Работали на голом энтузиазме, за жиденькую зарплату и редкие премии по двадцатке и по тридцатке. Это сейчас про энтузиазм говорить смешно…
Так все и было, так все и было!
Владимир Першанин в своих книгах отдает должное прошедшей молодости. У него это получается. Но я внимательно и с некоторой завистью слежу за другим: растет хороший писатель, умеющий донести до своего читателя все, что ему хочется сказать. Причем донести мягко, ненавязчиво, так, чтобы мысли эти читатель принял, как выстраданные им самим.
Последнее время Першанин уходит от чистого детектива. «Лабиринт», написанный на чеченском материале, скорее следует отнести к социально-психологическому роману, причем роману, сделанному мастерски и с полным знанием мусульманского мира, с осознанием реалий, воцарившихся в горах.
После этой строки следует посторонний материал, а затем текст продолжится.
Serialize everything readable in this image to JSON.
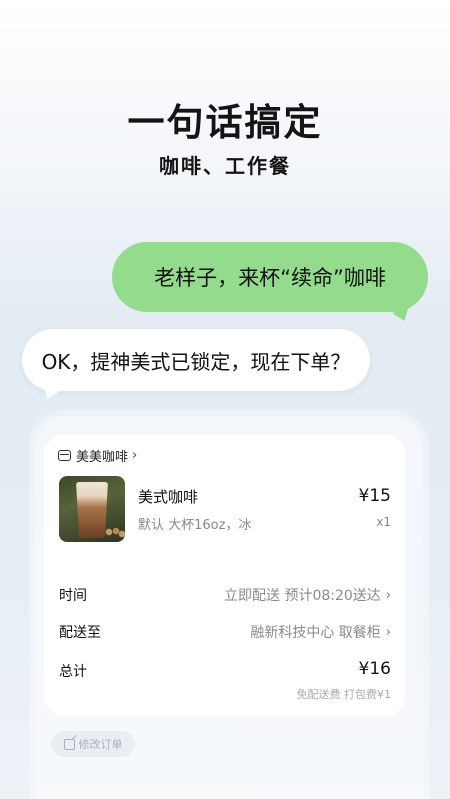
{
  "hero": {
    "title": "一句话搞定",
    "subtitle": "咖啡、工作餐"
  },
  "chat": {
    "user_message": "老样子，来杯“续命”咖啡",
    "bot_message": "OK，提神美式已锁定，现在下单？"
  },
  "order": {
    "store_name": "美美咖啡",
    "store_icon": "store-icon",
    "item": {
      "name": "美式咖啡",
      "spec": "默认 大杯16oz，冰",
      "price": "¥15",
      "quantity": "x1"
    },
    "time": {
      "label": "时间",
      "value": "立即配送 预计08:20送达"
    },
    "delivery": {
      "label": "配送至",
      "value": "融新科技中心 取餐柜"
    },
    "total": {
      "label": "总计",
      "value": "¥16",
      "fees": "免配送费 打包费¥1"
    },
    "modify_label": "修改订单"
  },
  "colors": {
    "user_bubble": "#92dc8c",
    "bot_bubble": "#ffffff",
    "card": "#ffffff"
  }
}
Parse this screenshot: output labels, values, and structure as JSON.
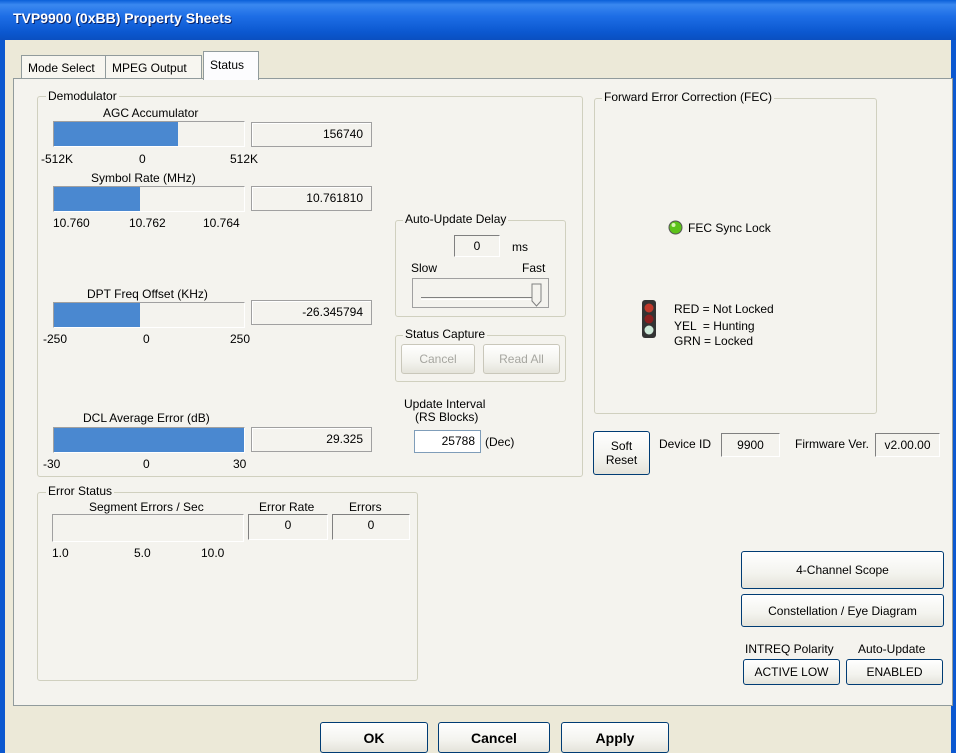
{
  "window": {
    "title": "TVP9900 (0xBB) Property Sheets"
  },
  "tabs": [
    {
      "label": "Mode Select"
    },
    {
      "label": "MPEG Output"
    },
    {
      "label": "Status"
    }
  ],
  "demodulator": {
    "group_label": "Demodulator",
    "agc": {
      "label": "AGC Accumulator",
      "value": "156740",
      "fill_fraction": 0.65,
      "ticks": [
        "-512K",
        "0",
        "512K"
      ]
    },
    "symbol_rate": {
      "label": "Symbol Rate (MHz)",
      "value": "10.761810",
      "fill_fraction": 0.45,
      "ticks": [
        "10.760",
        "10.762",
        "10.764"
      ]
    },
    "dpt": {
      "label": "DPT Freq Offset (KHz)",
      "value": "-26.345794",
      "fill_fraction": 0.45,
      "ticks": [
        "-250",
        "0",
        "250"
      ]
    },
    "dcl": {
      "label": "DCL Average Error (dB)",
      "value": "29.325",
      "fill_fraction": 1.0,
      "ticks": [
        "-30",
        "0",
        "30"
      ]
    }
  },
  "auto_update_delay": {
    "group_label": "Auto-Update Delay",
    "value": "0",
    "unit": "ms",
    "slow_label": "Slow",
    "fast_label": "Fast",
    "slider_level": 1.0
  },
  "status_capture": {
    "group_label": "Status Capture",
    "cancel_label": "Cancel",
    "read_all_label": "Read All"
  },
  "update_interval": {
    "label_line1": "Update Interval",
    "label_line2": "(RS Blocks)",
    "value": "25788",
    "unit": "(Dec)"
  },
  "fec": {
    "group_label": "Forward Error Correction (FEC)",
    "sync_lock_label": "FEC Sync Lock",
    "legend_red": "RED = Not Locked",
    "legend_yel": "YEL  = Hunting",
    "legend_grn": "GRN = Locked",
    "indicator_color": "#5cc21a"
  },
  "device": {
    "soft_reset_line1": "Soft",
    "soft_reset_line2": "Reset",
    "device_id_label": "Device ID",
    "device_id_value": "9900",
    "firmware_label": "Firmware Ver.",
    "firmware_value": "v2.00.00"
  },
  "error_status": {
    "group_label": "Error Status",
    "segment_label": "Segment Errors / Sec",
    "error_rate_label": "Error Rate",
    "error_rate_value": "0",
    "errors_label": "Errors",
    "errors_value": "0",
    "ticks": [
      "1.0",
      "5.0",
      "10.0"
    ],
    "fill_fraction": 0.0
  },
  "tools": {
    "scope_label": "4-Channel Scope",
    "constellation_label": "Constellation / Eye Diagram",
    "intreq_label": "INTREQ Polarity",
    "intreq_value": "ACTIVE LOW",
    "auto_update_label": "Auto-Update",
    "auto_update_value": "ENABLED"
  },
  "footer": {
    "ok_label": "OK",
    "cancel_label": "Cancel",
    "apply_label": "Apply"
  },
  "colors": {
    "accent": "#4a88d0",
    "titlebar": "#0b58d0"
  }
}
Что я могу сказать? Умный человек стоит на опасной и долгой дороге, мне очень интересно узнать, куда она его приведет.
Быть человеком обречен
Если посмотреть на небеса, можно увидеть звезды яркие, которые сразу бросаются в глаза, и есть звездочки неприметные, которые тем не менее ровно горят на небесном своде, не гаснут с годами, но и не становятся ярче — свет их ровен, и этим они похожи на человеческие души. В поэзии все точно так же — одни ярки и затмевают небосклон, другие малозаметны, но освещают поэтические небеса с не меньшей силой. Только это не сразу бросается в глаза, потому что они в силу звездных обстоятельств дальше от читателя. Рискну к таким поэтам причислить Александра Ананко. Он сам пишет о себе:
Моя стихия — чувства сильные,
Мое житье — искусство чистое,
Как окаянный хохот филина
Или как плач над речкой чибиса.
Прочитав несколько поэтических строк, не всегда можно с уверенностью сказать, кто писал эти строки — мужчина или женщина. По стихам А. Ананко можно определить это сразу — это сильные мужские стихи, написанные человеком, который многое видел и многое пережил. Иногда даже кажется, что жизнь его все-таки надломила, когда безжалостно пробовала на излом.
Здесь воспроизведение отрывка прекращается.